NAME
Regex::PreSuf - create regular expressions from word lists
DESCRIPTION
use Regex::PreSuf;
my $re = presuf(qw(foobar fooxar foozap));
# $re should be now 'foo(?:zap|[bx]ar)'
This module creates regular expressions out of 'word lists', lists of strings, matching the same words. The easiest thing to do would be of course just to concatenate the words with '|' but this module tries to be cleverer. It finds out the common prefixes and suffixes of the words and then recursively looks at the remaining differences. It knows about character classes. These optimized regular expressions normally run few dozen percentages faster than the simple-minded '|'-concatenation.
The downsides:
- the original order of the words is not necessarily respected, for example because the character class matches are be collected together, separate from the '|' alternations.

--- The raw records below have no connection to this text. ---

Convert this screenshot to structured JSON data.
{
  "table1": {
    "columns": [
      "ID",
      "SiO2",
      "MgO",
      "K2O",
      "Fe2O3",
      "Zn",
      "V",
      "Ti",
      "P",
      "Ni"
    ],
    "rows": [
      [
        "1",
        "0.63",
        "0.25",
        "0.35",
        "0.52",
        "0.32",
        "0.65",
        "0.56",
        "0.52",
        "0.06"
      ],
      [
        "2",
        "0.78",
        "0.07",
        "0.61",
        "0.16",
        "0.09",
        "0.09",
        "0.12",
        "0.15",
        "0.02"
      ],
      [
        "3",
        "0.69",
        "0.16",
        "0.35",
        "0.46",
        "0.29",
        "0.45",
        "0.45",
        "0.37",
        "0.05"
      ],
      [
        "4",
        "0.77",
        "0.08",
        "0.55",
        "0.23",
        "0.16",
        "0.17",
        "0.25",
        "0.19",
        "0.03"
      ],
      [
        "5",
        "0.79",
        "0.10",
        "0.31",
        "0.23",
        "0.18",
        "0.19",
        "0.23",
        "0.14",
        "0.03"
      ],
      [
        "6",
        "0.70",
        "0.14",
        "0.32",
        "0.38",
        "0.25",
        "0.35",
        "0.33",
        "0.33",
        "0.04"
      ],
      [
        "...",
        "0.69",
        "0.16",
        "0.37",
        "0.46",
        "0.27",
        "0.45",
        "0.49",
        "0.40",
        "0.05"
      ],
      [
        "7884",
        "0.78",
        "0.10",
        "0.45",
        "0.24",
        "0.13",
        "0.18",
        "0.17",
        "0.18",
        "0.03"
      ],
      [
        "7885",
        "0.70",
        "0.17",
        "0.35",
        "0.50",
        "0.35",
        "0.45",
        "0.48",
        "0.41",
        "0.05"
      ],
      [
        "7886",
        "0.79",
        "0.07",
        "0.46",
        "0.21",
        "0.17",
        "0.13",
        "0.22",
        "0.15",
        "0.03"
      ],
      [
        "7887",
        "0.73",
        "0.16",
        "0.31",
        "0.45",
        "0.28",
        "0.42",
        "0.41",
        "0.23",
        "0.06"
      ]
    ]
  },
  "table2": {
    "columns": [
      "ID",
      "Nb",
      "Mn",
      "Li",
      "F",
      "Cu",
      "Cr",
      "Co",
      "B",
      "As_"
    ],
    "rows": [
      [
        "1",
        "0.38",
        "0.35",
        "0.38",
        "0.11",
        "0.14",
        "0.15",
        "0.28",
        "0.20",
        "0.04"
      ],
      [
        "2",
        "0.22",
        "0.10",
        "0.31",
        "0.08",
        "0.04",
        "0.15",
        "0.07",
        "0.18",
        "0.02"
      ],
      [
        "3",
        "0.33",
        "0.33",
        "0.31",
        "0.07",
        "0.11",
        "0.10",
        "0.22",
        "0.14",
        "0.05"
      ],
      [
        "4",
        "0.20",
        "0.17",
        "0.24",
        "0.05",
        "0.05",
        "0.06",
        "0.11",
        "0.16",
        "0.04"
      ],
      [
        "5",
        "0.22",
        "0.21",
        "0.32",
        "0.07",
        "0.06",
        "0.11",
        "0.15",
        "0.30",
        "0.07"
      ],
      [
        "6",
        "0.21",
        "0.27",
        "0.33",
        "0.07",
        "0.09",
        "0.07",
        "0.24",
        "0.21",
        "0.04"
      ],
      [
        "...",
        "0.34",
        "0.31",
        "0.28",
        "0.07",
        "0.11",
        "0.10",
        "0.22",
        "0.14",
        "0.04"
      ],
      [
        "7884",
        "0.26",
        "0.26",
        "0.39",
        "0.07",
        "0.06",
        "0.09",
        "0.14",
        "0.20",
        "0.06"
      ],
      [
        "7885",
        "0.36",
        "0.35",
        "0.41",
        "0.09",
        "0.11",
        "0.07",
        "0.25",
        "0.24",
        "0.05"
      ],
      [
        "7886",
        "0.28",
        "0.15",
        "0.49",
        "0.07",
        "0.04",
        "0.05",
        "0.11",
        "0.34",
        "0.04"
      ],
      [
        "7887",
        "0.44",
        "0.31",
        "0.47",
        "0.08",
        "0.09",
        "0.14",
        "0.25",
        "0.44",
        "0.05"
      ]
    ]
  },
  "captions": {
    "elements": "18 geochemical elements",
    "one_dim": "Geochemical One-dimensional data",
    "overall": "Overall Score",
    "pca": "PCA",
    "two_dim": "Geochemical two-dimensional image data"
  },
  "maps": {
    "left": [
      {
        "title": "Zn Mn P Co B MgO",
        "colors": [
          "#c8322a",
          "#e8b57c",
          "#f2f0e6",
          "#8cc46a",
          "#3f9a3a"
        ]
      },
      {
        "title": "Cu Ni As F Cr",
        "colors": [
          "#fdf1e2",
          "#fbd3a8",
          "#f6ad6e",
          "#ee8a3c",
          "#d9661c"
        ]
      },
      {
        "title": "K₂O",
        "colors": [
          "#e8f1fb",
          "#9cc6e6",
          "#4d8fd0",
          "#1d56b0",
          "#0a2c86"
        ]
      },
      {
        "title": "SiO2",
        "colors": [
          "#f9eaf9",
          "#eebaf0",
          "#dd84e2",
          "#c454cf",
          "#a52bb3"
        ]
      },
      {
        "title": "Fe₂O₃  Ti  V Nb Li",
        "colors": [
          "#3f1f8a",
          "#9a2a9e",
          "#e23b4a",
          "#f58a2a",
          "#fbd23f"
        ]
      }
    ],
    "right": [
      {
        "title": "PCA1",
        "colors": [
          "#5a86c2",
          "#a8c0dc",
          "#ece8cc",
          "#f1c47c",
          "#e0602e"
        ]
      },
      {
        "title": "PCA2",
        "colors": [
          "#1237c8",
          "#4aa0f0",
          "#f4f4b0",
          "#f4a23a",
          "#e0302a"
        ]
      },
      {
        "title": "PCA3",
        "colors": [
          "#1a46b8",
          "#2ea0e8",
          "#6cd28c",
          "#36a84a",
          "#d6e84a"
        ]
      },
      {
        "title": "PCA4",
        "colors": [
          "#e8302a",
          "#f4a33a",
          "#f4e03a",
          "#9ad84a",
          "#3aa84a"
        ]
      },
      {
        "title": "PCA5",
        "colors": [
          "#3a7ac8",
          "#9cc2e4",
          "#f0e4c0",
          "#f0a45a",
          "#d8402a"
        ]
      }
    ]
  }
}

- because the module blithely ignores any specialness of any regular expression metacharacters such as the
*?+{}[]
, please do not use them in the words, the resulting regular expression will most likely be illegal
For the second downside there is an exception. The module has some rudimentary grasp of what to do with the 'any character' metacharacter. If you call presuf()
like this:
my $re = presuf({ anychar=>1 }, qw(foobar foo.ar fooxar));
# $re should be now 'foo.ar'
Beware, though, there are limits to the grasp:
my $re = presuf({ anychar=>1 }, qw(foobar foo.ar fooxa.));
# $re _could_ be now 'foo.a.'
# but it is 'foo(?:xa.|.ar)'
Finesses like this may or may not be implemented in future releases.
COPYRIGHT
Jarkko Hietaniemi <jhi@iki.fi>
This code is distributed under the same copyright terms as Perl itself.